Researchers say competent veterinary care is to blame. Lemurs at research institutions are given medications, such as antibiotics, for illnesses. Not surprisingly, they have more direct exposure to these drugs than their natural relatives, and therefore, developed antibiotic-resistant gut microbes.
On the other hand, pet lemurs, who had not had veterinary treatment, were shown to have the greatest concentration of antibiotic resistance genes. Because it is prohibited in Madagascar to own a lemur as a pet, individuals who do so are reluctant to take them to a vet and risk incurring legal penalties. Therefore, this indicates that these antibiotic-resistant microorganisms are being passed on to their companion pet lemurs by sharing their habitat with them.
The lemurs’ physical and social environments seem to be a significant factor in their resistance to antibiotics, according to Bornbusch. Because they are generalists by nature, ring-tailed lemurs feed on anything from feces to dirt. However, within the confines of a home setting, they are most likely fed human or pet food and being nestled in the laps of their owners.
“Microbes are like an overlaying blanket on everything. They’re not only in our guts, but also on our skin, our furniture, and in our food and water,” Bornbusch adds. “They’re everywhere, all the time, and they are easily transmitted between environments.” Because of this, Bornbusch and experts warn that domesticating these animals is dangerous to lemurs as well as humans.
Wild lemurs have different levels of resistance to antibiotics based on how many people lived near them, based on the results. Lemurs that live in areas where livestock graze, crops are farmed, or visitors travel have more antibiotic-resistant organisms than those that live in virtually untouched areas. However, they still have significantly fewer antibiotic resistance bacteria than lemurs that live near humans. “Antibiotic treatment is clearly not the only mechanism leading to a higher abundance of resistance genes in these animals,” says Bornbusch.
Interestingly, a comparable amount of antibiotic resistance genes are found in lemurs kept in research institutions that have not previously been treated for illness. The types of resistance genes obtained appeared to be influenced by the lemur’s proximity to people. Ring-tailed lemurs from Madagascar have gut microbes resistant to medicines used to fight plagues that cause outbreaks. Conversely, American lemurs have gut microbes resistant to antibiotics commonly administered in the U.S.

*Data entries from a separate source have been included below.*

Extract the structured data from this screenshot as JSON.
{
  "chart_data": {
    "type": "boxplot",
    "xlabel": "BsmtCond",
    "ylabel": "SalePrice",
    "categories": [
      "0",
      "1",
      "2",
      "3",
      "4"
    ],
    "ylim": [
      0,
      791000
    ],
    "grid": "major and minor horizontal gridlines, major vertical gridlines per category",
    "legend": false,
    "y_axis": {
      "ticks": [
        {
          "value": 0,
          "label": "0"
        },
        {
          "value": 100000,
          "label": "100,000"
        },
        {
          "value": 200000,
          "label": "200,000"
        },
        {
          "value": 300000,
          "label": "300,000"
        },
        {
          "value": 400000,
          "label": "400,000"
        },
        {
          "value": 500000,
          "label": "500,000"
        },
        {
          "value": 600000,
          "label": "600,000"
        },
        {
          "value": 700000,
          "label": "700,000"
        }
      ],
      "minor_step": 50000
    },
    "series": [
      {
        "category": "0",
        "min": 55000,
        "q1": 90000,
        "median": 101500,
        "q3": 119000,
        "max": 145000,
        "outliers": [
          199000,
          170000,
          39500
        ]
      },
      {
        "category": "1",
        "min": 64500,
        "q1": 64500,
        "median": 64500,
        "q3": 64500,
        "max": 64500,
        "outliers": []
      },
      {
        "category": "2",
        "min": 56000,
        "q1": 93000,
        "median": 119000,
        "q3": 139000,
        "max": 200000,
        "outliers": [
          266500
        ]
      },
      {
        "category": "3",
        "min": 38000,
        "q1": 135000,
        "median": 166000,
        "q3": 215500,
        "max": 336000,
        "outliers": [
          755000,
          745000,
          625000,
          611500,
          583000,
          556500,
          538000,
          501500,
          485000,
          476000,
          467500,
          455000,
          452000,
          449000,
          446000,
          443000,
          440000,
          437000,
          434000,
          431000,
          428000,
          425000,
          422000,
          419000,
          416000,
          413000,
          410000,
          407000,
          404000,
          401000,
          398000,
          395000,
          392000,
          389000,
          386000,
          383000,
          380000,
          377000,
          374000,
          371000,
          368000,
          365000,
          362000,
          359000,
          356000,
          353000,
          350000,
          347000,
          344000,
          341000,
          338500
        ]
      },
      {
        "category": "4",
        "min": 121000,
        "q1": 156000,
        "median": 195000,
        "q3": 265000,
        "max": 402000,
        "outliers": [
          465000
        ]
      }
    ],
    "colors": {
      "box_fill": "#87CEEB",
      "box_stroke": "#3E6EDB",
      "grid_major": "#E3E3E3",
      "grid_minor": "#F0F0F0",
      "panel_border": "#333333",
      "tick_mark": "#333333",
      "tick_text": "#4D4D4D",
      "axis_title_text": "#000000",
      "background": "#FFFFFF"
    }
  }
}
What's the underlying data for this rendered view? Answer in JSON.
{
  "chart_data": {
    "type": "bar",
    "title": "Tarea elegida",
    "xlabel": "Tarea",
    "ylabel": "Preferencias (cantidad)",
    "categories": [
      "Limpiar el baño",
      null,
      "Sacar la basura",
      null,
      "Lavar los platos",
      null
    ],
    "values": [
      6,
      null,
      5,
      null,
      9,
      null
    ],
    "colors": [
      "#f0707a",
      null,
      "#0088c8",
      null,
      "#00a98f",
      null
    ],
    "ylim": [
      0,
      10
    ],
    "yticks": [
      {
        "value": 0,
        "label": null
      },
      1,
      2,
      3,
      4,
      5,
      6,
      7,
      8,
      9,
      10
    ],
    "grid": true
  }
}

These antibiotic-resistance genes have been around for a long time – changing and developing in microorganisms as part of a defense mechanism against antibiotics found in nature.This function is seldom an issue in a naturalistic environment. That is, until people exploited the potency of natural antibiotics and made them widely available. “Humans came along, developed antibiotics, spread them all around us, and propagated these resistance genes into natural environments and into the microbiomes of wildlife,” says Bornbusch.
This research has the potential to improve conservation and animal treatment methods. “Even if these results are slightly scary, they help us use microbiome science to hone veterinary practices and conservation activities,” adds Bornbusch.
More study is required in order to truly comprehend the effects of these resistant genes on animals. “Right now, we know that these resistance genes are out there, but we don’t know whether they are truly harmful to lemurs,” says Bornbusch. “These results give us a stepping-stone for research on the impact of these resistant microbes on wildlife and their environment.”
This study is published in Frontiers in Ecology and Evolution.